Jay Hancock at the Baltimore Sun covers the studythat analyzed 30,000+ transcripts from CEOs that made some conclusions about the truthfulness of CEOs.
I will resist making any obvious jokes here, but the conclusions are interesting. And the question is, does this lead to application possibilities if Governments create open data platforms for citizens to drive value from?
Governments have mandated for years public statements be filed in public markets. The SEC has required this in the United States to an extent including machine readable formats, creating the platform upon which the researchers at Stanford no doubt relied. What else could be mined through the combination of data publicly available right now.

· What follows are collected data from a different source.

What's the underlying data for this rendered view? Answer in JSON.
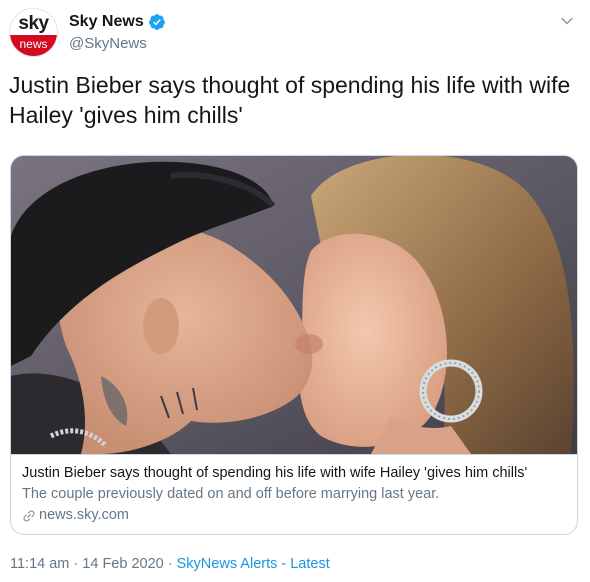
{
  "author": {
    "display_name": "Sky News",
    "handle": "@SkyNews",
    "avatar_top_text": "sky",
    "avatar_bottom_text": "news",
    "verified": true
  },
  "tweet": {
    "text": "Justin Bieber says thought of spending his life with wife Hailey 'gives him chills'"
  },
  "card": {
    "title": "Justin Bieber says thought of spending his life with wife Hailey 'gives him chills'",
    "description": "The couple previously dated on and off before marrying last year.",
    "domain": "news.sky.com"
  },
  "footer": {
    "time": "11:14 am",
    "separator": "·",
    "date": "14 Feb 2020",
    "source": "SkyNews Alerts - Latest"
  },
  "icons": {
    "verified": "verified-badge-icon",
    "caret": "chevron-down-icon",
    "link": "link-icon"
  },
  "colors": {
    "verified_blue": "#1da1f2",
    "link_blue": "#1b95e0",
    "secondary_text": "#657786",
    "sky_red": "#d40a21"
  }
}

Are there other reasonable conclusions that could be drawn from public statements that would allow us to understand the needs for regulation a tad bit deeper? Is there a possibility that we can glean a hint toward truthfulness from companies under regulation? Is there a possibility we could understand if an oil company was truly addressing its safety mandates? Could we discern patterns in public documents in terms of the impact of public comments in other areas? What if we could understand that the public comments from infrastructure vendors suggested a knowing underinvestment? Could we avoid infrastructure failures such as bridge collapses?
With less controversy, could we look to other data stores and do some simple analysis on them? In the world of the Internet of Things, is there the possibility that we could analyze the needs for smart transportation systems, based upon existing sensor data in our public roads? Would a certain number of nuisance complaints ALWAYS lead to increased violent crime?